Ya ven, esta mañana, con el espíritu y el ánimo caído para asistir a esta reunión que yo había convocado, viajé como siempre en mi auto que debí estacionar en un garaje ubicado a unos cincuenta metros de aquí. Muy cerca de la cochera que me asignaron para estacionar observé con gran sorpresa que existía un pequeño local en cuya puerta se podía leer la inscripción ‘Clínica de la máquina de escribir’. No dudé un instante y abrí su puertita de entrada, penetré bruscamente al interior del local semi oscuro y la sorpresa se apoderó de mí: descansando en camastros metálicos se encontraban numerosas máquinas de escribir convalecientes, de todas las marcas y modelos, esperando el alta para regresar a sus respectivos escritorios. Pues amigos, allí, entre todas aquéllas, se hallaba mi querida Smith Corona con su tecla enyesada, con su letra ‘P’ a cuestas, en una actitud presumida y pretenciosa. Cuando abandoné esa clínica salí eufórico y de la misma manera lo hice cuando ingresé aquí.
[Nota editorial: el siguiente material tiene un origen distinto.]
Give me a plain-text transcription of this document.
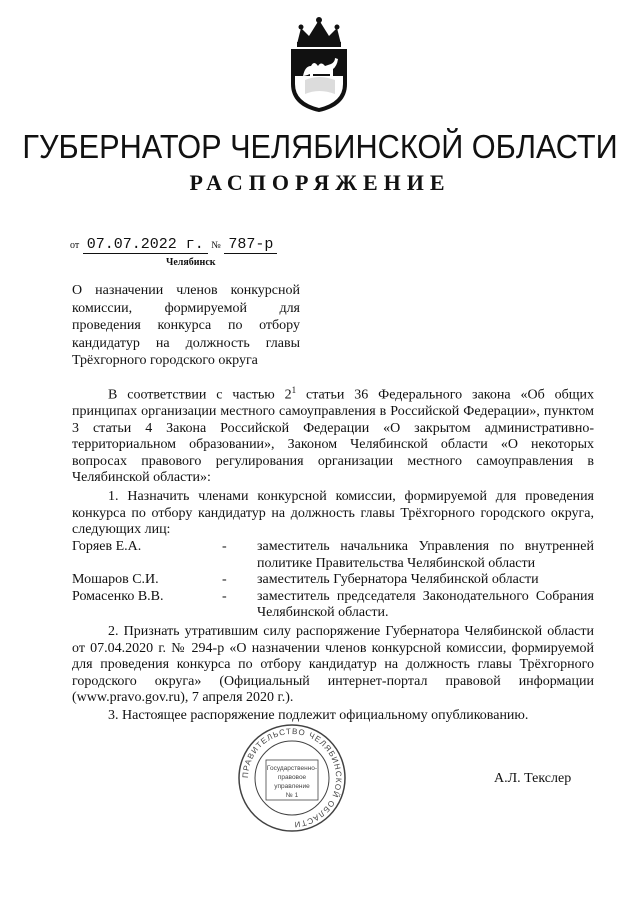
ГУБЕРНАТОР ЧЕЛЯБИНСКОЙ ОБЛАСТИ
РАСПОРЯЖЕНИЕ
от 07.07.2022 г. № 787-р
Челябинск
О назначении членов конкурсной
комиссии, формируемой для
проведения конкурса по отбору
кандидатур на должность главы
Трёхгорного городского округа
В соответствии с частью $2^1$ статьи 36 Федерального закона «Об общих принципах организации местного самоуправления в Российской Федерации», пунктом 3 статьи 4 Закона Российской Федерации «О закрытом административно-территориальном образовании», Законом Челябинской области «О некоторых вопросах правового регулирования организации местного самоуправления в Челябинской области»:
1. Назначить членами конкурсной комиссии, формируемой для проведения конкурса по отбору кандидатур на должность главы Трёхгорного городского округа, следующих лиц:
Горяев Е.А.	-	заместитель начальника Управления по внутренней политике Правительства Челябинской области
Мошаров С.И.	-	заместитель Губернатора Челябинской области
Ромасенко В.В.	-	заместитель председателя Законодательного Собрания Челябинской области.
2. Признать утратившим силу распоряжение Губернатора Челябинской области от 07.04.2020 г. № 294-р «О назначении членов конкурсной комиссии, формируемой для проведения конкурса по отбору кандидатур на должность главы Трёхгорного городского округа» (Официальный интернет-портал правовой информации (www.pravo.gov.ru), 7 апреля 2020 г.).
3. Настоящее распоряжение подлежит официальному опубликованию.
ПРАВИТЕЛЬСТВО ЧЕЛЯБИНСКОЙ ОБЛАСТИ
Государственно-
правовое
управление
№ 1
А.Л. Текслер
Así como para viajar necesito poseer mi carnet de conductor, y para caminar más seguro debo usar el bastón, la máquina es un soporte intelectual para mi vida de mecanógrafo”.

La hora y media establecida para gobernar el reencuentro se había cumplido y al retirarse, cada uno de los compañeros tuvo la sensación de que el hallazgo de la máquina había sido un acto de justicia para quien era el promotor de esas reuniones y que, a su vez, también tenía su recompensa coincidente, ya que, como era fácil suponer, la máquina también había volado hacia el lugar de la cita.